Broadway Features and Reviews
Grease and Sex Ed in the 1950s
By Mary Bowers, Broadway Magazine
Sex in the 1950s has long been overshadowed by its seemingly more daring younger sister, the swinging sixties. But there was much going on behind closed (car) doors, as the Rydell High's favorite drive-in can testify in the Broadway revival of the musical Grease.
Sex education took on a new tone in the Grease era. The threat of mortality posed by the Second World War created a hotbed for semi-condoned promiscuity. A moral and medical panic ensued. Suddenly, women were gaining confidence outside the home doing men's jobs; husbands were away from the household and people began to seize more than just the day. A spate of unplanned pregnancies was accompanied by a sharp increase in the number of cases of sexually transmitted diseases, including gonorrhea and syphilis. The hormones pumping through young people's veins were no longer only to be controlled, they were to be educated.
Even in the 1950s the modesty of the human form was replaced with diagrams of the sexual organs of plants, and fertilization involved pollen rather than bodily fluids.

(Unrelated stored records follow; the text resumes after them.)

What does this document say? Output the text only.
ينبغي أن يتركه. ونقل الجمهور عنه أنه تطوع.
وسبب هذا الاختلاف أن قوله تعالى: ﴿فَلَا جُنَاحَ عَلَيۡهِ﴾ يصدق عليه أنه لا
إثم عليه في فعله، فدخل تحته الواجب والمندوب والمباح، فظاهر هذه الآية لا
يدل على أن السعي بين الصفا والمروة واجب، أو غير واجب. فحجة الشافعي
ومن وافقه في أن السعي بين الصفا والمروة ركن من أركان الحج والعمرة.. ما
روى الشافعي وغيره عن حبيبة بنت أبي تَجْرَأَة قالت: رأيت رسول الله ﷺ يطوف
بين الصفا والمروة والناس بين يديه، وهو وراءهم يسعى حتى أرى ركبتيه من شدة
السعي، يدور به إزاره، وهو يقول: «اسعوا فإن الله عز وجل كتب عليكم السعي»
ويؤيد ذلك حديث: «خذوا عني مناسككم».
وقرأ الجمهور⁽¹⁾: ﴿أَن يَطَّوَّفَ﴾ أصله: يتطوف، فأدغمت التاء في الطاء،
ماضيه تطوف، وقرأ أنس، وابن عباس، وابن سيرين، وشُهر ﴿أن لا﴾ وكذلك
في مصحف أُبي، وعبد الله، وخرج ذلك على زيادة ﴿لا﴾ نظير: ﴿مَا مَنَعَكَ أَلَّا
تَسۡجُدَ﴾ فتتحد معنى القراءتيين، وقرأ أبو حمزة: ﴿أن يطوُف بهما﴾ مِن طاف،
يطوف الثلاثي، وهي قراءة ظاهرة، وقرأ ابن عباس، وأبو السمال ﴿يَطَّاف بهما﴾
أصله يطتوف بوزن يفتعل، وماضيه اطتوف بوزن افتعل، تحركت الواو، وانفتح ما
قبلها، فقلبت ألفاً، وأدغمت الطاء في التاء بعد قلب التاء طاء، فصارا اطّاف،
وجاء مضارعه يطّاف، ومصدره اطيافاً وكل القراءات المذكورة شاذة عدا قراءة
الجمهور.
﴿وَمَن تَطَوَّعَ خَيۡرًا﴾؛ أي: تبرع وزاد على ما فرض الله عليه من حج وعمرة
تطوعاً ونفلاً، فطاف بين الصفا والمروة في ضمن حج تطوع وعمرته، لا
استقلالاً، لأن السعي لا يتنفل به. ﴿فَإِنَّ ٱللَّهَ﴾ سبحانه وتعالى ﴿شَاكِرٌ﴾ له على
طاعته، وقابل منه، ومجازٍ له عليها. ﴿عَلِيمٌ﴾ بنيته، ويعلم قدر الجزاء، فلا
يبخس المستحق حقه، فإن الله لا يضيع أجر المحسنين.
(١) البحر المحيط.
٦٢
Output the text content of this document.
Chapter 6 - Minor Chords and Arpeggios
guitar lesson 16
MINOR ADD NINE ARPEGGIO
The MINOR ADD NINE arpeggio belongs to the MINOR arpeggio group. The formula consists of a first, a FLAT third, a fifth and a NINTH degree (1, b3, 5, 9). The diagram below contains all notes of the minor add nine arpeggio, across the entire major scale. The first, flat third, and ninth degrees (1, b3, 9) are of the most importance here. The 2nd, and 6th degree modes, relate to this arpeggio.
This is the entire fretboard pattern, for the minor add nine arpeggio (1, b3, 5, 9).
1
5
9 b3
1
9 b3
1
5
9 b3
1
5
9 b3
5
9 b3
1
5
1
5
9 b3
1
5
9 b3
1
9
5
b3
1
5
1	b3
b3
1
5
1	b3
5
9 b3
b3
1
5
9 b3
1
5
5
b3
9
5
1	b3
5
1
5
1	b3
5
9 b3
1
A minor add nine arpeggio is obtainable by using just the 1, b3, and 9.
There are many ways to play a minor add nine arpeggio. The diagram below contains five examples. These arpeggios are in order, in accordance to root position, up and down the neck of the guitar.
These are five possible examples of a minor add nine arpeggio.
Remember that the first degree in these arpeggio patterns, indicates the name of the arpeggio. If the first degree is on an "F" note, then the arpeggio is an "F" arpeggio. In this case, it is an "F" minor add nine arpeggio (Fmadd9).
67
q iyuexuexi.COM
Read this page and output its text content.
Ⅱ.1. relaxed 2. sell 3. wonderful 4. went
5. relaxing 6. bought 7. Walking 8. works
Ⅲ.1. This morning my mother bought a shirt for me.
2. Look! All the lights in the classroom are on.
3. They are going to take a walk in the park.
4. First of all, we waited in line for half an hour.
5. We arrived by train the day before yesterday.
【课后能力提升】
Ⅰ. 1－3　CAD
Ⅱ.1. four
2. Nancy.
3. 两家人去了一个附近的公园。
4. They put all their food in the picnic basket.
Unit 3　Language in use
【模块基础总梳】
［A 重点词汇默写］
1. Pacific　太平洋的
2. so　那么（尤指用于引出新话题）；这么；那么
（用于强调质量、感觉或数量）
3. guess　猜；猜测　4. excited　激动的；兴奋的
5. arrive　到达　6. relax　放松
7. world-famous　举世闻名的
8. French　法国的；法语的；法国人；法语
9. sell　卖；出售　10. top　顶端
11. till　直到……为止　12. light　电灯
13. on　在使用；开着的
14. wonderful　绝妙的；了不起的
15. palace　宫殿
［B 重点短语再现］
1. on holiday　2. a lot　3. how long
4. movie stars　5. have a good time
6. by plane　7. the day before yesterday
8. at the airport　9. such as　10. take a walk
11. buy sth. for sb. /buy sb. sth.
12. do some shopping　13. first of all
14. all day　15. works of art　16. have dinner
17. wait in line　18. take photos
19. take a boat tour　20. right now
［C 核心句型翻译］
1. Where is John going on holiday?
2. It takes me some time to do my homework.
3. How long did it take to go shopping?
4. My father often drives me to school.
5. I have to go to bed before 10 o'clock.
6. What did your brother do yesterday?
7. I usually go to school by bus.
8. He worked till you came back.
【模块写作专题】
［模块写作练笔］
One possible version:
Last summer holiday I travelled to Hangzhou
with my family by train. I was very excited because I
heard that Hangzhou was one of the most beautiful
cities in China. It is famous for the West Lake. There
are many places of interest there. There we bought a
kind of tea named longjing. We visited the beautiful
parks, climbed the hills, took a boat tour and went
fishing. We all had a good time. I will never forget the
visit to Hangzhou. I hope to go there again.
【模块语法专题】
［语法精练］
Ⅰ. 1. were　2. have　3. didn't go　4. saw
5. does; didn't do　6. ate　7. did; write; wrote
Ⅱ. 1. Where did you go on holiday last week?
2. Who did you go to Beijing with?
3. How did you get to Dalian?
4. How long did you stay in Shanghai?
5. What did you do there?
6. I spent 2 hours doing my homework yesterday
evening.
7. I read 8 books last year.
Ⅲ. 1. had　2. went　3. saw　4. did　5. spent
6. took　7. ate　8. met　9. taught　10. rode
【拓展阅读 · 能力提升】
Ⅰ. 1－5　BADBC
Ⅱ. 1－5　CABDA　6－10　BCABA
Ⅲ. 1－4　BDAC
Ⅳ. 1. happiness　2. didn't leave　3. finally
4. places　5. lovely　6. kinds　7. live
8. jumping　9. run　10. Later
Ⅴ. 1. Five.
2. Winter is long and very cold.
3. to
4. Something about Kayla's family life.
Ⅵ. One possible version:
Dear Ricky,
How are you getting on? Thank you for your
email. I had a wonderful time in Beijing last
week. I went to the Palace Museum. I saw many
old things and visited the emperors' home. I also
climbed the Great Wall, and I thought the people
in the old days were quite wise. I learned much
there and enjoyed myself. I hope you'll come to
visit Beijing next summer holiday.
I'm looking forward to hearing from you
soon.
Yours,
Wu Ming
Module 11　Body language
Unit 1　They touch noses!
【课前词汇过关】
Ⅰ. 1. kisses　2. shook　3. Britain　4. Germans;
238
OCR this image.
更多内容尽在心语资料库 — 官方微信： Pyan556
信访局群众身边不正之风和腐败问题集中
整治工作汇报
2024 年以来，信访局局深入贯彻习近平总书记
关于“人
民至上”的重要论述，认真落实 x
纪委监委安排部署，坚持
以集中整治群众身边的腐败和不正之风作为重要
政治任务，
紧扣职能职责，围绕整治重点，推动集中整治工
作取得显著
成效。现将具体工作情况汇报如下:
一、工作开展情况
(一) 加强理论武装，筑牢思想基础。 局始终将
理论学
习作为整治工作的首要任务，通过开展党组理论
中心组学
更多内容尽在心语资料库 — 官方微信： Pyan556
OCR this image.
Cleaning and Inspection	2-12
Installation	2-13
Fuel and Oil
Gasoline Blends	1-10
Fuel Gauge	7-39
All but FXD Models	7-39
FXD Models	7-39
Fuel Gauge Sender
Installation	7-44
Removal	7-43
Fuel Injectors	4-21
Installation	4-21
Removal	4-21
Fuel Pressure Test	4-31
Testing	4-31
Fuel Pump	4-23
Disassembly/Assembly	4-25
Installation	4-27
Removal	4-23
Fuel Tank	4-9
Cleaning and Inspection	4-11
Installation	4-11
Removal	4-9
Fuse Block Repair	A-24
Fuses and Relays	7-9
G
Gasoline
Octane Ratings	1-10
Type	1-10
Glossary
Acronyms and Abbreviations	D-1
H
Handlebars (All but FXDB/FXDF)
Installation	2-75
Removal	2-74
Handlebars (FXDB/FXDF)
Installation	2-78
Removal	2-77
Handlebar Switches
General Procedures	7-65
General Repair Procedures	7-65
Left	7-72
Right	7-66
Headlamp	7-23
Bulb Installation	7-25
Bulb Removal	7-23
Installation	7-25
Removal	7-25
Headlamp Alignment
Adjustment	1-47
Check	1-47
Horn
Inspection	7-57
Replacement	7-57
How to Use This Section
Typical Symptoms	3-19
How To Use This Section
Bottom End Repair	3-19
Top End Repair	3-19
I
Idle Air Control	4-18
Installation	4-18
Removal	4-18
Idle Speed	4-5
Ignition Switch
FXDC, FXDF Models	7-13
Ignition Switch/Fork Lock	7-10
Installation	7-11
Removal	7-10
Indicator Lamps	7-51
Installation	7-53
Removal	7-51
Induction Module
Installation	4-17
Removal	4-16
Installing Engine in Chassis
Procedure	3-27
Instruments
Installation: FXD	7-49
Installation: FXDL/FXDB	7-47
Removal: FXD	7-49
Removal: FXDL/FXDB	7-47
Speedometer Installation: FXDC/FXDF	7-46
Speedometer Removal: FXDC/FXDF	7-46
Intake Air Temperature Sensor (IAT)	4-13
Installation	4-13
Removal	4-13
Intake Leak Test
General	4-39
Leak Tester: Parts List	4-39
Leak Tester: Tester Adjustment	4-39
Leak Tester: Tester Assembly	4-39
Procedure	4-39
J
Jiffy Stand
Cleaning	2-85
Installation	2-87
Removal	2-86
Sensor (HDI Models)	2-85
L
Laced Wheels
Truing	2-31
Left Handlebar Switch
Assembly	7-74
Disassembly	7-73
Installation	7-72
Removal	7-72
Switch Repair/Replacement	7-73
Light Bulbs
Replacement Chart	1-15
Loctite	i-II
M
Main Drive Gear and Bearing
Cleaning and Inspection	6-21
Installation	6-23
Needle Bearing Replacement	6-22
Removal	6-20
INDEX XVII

However, fifties sex education was aimed mostly at girls, promoting domestic bliss, rather than curtailing a bumpy ride on the back seat of a Chevrolet at Make-Out Point. The All-American housewife, with her new Frigidaire and coffee percolator, was expected to greet her husband from work with a martini and a warm bed. At a speech before Congress in 1953, Dr Leena Levine, head of Planned Parenthood, declared that the purpose of sex education was "to explain to young people that sexual happiness and sexual harmony were key to marriage in the home". Such a declaration would not be necessary, of course, if the Rizzos and Kenickies of society were rare exceptions to the rule.
The birth control pill was in existence in the late 1950s, but only for "severe menstrual disorders". The female diaphragm was cumbersome and hard to come by for non-married girls. Teenage pregnancies were greeted with severe disapprovals and a shotgun marriage. The rate of teen births was at nine per cent, which is 50% higher than it is in the U.S. today. Only 6 per cent of these cases, among white teenagers at least, happened outside marriage. If Kenickie had taken on the fatherly responsibility, there were any number of lower paid unskilled jobs he could have entered to take his place as breadwinner, including, of course, a car mechanic.